Bir yandan da her zaman olduğu gibi elinde tesbihini çeviriyordu.
"Her şey yolunda abi rutini bozan bir durum yok." Ciddiyetle cevap veren Nejat'tı.
Gümüşpala herhangi bir şey demeden elindeki tesbihe bakıyordu. Nejat'ın söylediklerini onaylar biçimde kafasını sallamakla yetindi.
Ardından oluşan sessizlik bir müddet kimse tarafından bozulmazken Hamza Mahir bariton sesiyle yavaş yavaş konuşmaya başladı.
"İkinizin de çok iyi bildiği bir şey var o da benim geçmişten gelen bir hesabı kapatmak istiyor oluşum."
İki adam da pür dikkat ağabeylerini dinlerken sessizce baş sallayarak onayladılar söylediklerini.
"İstemesine istedik amma velakin attığımız okun dönüp bizi vuracağını hesap edemedik."
Çoğul konuşuyordu fakat muhattabının direkt kendisi olduğu belliydi.

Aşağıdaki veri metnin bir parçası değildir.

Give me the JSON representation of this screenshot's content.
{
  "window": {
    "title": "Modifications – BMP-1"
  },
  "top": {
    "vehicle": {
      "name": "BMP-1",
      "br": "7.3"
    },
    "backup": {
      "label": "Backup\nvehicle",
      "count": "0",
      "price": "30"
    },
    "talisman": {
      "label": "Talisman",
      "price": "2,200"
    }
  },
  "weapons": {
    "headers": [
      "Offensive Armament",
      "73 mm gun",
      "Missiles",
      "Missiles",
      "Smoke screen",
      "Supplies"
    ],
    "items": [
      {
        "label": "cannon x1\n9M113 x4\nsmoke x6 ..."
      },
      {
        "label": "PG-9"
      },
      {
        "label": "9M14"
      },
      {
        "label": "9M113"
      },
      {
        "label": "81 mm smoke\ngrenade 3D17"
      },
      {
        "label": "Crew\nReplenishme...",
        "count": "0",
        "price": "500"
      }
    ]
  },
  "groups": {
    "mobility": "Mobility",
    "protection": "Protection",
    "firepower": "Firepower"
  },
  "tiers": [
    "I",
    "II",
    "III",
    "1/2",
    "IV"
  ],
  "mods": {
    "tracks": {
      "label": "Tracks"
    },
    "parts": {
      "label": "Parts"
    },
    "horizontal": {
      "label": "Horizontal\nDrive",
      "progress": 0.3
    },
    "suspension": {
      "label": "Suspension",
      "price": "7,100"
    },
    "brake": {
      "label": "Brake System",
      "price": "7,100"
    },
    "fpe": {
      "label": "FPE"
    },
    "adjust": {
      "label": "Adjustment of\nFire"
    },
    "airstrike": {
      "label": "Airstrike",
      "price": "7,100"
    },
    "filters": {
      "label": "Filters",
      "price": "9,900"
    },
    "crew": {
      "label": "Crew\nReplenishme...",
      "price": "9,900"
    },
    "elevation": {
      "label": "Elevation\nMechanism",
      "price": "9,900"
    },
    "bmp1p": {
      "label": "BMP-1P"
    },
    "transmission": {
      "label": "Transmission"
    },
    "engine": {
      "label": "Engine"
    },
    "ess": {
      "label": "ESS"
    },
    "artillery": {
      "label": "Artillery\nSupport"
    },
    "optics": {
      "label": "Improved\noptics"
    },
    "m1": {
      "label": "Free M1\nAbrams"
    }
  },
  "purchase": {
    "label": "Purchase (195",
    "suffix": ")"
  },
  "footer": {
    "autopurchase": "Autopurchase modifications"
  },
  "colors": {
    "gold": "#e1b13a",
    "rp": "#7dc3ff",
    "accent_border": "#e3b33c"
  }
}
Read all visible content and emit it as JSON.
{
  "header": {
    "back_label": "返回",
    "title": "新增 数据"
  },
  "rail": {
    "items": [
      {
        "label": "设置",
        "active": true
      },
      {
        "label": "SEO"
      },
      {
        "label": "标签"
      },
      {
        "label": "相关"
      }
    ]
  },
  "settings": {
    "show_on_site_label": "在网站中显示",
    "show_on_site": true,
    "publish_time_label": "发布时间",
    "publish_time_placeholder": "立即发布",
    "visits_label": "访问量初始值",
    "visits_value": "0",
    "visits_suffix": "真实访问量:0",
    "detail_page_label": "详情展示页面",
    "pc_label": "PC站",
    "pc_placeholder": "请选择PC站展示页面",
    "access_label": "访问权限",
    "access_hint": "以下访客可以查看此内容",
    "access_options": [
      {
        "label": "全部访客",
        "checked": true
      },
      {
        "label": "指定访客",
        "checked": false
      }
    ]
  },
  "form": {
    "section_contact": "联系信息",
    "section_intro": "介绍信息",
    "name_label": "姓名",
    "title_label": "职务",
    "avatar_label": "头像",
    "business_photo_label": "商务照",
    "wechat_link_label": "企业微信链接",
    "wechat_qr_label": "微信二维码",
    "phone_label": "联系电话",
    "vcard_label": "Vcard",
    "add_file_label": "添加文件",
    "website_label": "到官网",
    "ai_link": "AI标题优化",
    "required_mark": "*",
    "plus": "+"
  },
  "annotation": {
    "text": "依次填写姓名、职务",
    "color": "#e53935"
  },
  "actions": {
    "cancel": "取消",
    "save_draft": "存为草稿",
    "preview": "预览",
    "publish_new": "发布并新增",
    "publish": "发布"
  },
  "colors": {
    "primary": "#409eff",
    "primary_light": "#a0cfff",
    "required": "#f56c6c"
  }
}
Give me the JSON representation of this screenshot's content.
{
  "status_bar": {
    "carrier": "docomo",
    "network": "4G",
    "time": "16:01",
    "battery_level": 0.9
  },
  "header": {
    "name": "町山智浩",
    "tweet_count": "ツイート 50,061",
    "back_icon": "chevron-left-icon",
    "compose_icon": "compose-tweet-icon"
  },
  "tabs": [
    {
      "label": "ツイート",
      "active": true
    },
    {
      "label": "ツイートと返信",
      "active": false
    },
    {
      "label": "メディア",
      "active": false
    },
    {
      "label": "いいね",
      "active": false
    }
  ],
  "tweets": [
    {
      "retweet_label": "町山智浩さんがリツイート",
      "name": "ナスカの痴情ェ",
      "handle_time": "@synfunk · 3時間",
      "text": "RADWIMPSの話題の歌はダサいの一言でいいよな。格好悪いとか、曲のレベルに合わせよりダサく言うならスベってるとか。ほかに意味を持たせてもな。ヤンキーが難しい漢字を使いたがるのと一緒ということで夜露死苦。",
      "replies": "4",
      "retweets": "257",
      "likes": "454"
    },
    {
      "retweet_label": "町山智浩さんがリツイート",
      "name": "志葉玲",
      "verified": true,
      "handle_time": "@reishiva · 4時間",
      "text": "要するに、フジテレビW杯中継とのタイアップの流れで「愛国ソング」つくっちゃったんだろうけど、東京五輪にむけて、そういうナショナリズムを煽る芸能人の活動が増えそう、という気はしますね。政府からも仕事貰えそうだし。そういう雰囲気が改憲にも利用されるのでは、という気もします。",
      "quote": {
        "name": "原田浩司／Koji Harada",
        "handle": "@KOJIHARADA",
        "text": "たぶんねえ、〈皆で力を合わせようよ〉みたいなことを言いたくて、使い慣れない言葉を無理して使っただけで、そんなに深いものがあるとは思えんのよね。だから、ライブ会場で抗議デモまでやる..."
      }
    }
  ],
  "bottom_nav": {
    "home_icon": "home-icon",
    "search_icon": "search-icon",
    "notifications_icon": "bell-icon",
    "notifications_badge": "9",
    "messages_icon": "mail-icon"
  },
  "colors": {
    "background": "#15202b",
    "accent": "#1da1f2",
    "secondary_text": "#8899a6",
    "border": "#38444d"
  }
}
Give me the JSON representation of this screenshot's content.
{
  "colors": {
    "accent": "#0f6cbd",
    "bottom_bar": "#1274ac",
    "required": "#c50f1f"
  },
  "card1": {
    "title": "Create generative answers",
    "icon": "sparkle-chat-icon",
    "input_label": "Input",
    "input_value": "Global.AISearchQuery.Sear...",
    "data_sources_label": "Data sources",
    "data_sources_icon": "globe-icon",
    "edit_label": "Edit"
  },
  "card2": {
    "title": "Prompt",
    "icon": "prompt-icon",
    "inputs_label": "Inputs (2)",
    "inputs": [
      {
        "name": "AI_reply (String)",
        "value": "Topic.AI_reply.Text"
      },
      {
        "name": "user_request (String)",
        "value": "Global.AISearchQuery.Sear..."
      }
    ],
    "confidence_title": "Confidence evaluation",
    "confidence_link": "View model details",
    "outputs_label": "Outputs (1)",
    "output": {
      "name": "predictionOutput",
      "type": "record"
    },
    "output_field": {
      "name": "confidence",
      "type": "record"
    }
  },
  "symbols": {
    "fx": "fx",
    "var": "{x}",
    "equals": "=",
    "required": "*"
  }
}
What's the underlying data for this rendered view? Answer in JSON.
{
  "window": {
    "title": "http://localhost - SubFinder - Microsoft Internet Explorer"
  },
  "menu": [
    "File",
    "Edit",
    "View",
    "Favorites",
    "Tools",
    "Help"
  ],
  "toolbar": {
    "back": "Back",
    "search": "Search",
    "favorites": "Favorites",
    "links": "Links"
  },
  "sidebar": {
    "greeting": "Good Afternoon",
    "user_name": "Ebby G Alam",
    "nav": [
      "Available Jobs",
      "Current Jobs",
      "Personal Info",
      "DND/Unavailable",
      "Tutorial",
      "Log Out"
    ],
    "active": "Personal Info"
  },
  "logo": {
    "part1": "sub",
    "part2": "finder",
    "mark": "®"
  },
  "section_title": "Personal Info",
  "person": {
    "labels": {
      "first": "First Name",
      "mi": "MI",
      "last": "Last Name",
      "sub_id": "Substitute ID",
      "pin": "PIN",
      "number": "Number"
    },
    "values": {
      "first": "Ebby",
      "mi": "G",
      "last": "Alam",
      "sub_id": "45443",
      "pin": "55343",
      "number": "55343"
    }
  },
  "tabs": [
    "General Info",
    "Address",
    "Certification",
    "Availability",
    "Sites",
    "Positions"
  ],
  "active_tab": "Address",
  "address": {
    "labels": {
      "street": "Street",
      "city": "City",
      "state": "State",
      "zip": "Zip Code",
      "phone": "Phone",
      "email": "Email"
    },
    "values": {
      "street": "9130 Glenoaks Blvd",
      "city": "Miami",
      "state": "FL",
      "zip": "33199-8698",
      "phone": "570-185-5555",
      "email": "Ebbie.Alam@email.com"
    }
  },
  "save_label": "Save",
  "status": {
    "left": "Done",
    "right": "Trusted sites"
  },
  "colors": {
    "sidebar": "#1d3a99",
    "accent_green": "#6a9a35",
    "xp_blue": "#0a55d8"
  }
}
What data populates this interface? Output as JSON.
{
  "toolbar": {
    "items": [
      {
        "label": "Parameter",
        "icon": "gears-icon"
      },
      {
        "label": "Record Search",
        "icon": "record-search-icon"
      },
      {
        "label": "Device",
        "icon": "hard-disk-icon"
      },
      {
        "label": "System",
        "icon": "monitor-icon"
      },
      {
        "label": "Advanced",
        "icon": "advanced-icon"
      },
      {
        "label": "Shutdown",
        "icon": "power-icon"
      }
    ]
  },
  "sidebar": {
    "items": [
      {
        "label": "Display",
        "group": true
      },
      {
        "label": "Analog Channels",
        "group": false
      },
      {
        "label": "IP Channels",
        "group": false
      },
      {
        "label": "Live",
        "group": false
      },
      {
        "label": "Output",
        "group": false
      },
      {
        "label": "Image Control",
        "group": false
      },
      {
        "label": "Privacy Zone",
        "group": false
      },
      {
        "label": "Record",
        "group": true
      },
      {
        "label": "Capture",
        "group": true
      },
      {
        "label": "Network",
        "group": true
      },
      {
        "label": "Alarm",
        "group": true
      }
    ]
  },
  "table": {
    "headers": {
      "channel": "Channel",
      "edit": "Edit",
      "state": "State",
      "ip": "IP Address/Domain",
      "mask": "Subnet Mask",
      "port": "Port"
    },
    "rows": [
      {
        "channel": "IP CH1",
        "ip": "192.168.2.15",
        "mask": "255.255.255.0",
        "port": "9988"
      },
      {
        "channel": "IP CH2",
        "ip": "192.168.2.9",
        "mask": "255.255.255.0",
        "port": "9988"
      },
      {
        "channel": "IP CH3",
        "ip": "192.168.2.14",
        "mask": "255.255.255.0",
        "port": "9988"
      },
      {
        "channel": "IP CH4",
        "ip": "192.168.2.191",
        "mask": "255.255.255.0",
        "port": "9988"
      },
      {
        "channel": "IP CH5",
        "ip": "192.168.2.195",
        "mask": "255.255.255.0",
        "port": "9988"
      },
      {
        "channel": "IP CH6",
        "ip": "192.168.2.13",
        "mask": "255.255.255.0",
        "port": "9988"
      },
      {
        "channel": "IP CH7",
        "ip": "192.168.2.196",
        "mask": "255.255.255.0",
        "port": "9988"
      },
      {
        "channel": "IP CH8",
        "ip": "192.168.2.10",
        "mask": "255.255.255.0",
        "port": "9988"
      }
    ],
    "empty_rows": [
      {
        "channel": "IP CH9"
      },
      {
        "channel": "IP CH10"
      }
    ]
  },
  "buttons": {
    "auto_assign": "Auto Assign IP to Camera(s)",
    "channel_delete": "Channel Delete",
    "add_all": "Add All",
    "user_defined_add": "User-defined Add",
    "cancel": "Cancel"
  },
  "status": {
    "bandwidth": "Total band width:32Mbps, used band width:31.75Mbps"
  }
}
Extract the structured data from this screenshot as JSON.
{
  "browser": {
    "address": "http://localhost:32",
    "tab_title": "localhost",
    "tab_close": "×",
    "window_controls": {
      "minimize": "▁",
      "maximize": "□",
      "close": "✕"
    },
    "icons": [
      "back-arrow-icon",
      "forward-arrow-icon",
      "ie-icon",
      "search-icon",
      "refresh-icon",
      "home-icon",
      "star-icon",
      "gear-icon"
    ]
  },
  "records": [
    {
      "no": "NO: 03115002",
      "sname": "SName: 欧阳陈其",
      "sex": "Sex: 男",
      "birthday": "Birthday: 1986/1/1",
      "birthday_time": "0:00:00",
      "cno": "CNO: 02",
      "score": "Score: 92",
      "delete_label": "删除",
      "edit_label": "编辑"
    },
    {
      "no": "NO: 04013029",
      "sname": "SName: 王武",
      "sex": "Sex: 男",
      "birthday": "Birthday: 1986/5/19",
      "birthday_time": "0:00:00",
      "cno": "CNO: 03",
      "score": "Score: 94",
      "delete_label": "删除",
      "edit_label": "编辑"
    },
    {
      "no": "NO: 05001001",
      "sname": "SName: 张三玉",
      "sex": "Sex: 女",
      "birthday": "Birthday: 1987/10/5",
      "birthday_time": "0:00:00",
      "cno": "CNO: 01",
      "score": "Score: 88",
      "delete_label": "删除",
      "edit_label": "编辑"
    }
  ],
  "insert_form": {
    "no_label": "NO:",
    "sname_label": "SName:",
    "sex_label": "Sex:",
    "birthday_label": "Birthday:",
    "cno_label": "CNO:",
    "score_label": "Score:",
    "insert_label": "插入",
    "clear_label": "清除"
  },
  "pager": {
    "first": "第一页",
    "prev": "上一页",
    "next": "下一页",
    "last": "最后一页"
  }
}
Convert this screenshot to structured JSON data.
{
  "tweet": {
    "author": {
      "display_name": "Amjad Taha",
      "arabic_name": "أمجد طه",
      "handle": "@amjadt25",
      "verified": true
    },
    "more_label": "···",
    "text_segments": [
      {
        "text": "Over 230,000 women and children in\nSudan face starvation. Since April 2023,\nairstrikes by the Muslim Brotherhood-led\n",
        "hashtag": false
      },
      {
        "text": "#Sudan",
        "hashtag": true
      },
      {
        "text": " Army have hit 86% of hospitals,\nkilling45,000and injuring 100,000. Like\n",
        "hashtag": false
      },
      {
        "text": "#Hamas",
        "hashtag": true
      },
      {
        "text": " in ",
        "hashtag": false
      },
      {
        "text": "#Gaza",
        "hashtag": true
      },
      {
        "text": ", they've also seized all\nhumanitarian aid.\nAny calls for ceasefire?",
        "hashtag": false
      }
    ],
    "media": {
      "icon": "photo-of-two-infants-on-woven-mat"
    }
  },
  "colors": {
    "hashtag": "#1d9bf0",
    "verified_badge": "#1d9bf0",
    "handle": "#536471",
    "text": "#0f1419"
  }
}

"Durum böyle olunca ben de bir değişim kararı aldım."
Yiğit Ali ve Nejat çıt çıkarmadan dinliyorlardı üstelik konu giderek daha da merak uyandırmaya başlamıştı.
"Bundan böyle karım konunun muhattabı olmayacak. Gidişattan her türlü uzak tutulacak."
İki adam da şaşkın şaşkın bakıyorlardı.
Tamam kabuldü ağabeyleri en başından beri şöyle bir plan yaptım diyerek kendilerine Baharla ilgili bir açıklama yapmamıştı fakat Bahar'ı araştıran da, evine yeni güvenlikçiyi yerleştirip bilgi akışını sağlayan da ve hatta kaçırıp getirten de kendileri olduğu için planın kız üzerinden yürüdüğünü elbetteki biliyorlardı.
"Abi biz mi anlamadık yoksa plan iptal mi?" soruyu soran Nejat'tı.
"Soracağım hesap baki aslanım. Ancak ölürsem vazgeçerim ama..." Koltuğunun kolçağından destek alarak biraz öne doğru eğildi ve konuşmaya devam etti.
"Annemle karım arasında bir tercih yapmayacağım."
İşin aslı odadaki diğer iki adam da şaşkınlıklarını attıktan sonra rahat bir nefes vermişlerdi.
Bahar'a gün geçtikçe daha çok ısınıyorlardı ve bıcır bıcır konuşan ufak tefek haliyle evin içindeki küçük kardeşleri gibi gelmeye başlamıştı.
Üzerinden aldıkları intikam vicdan azabı olarak geri dönerken ağabeylerinin aldığı bu karar isabet olmuştu doğrusu.
Yalnız sorun olan şey şuydu ki intikamdan vazgeçmedilerse ne yapacaklardı?
"Abi valla ben Bahar yengenin olaydan çıkmasına memnun oldum yalan yok. Eminim Nejat'ta aynıdır ama af buyur abi de biz ne bok yiyeceğiz şimdi?"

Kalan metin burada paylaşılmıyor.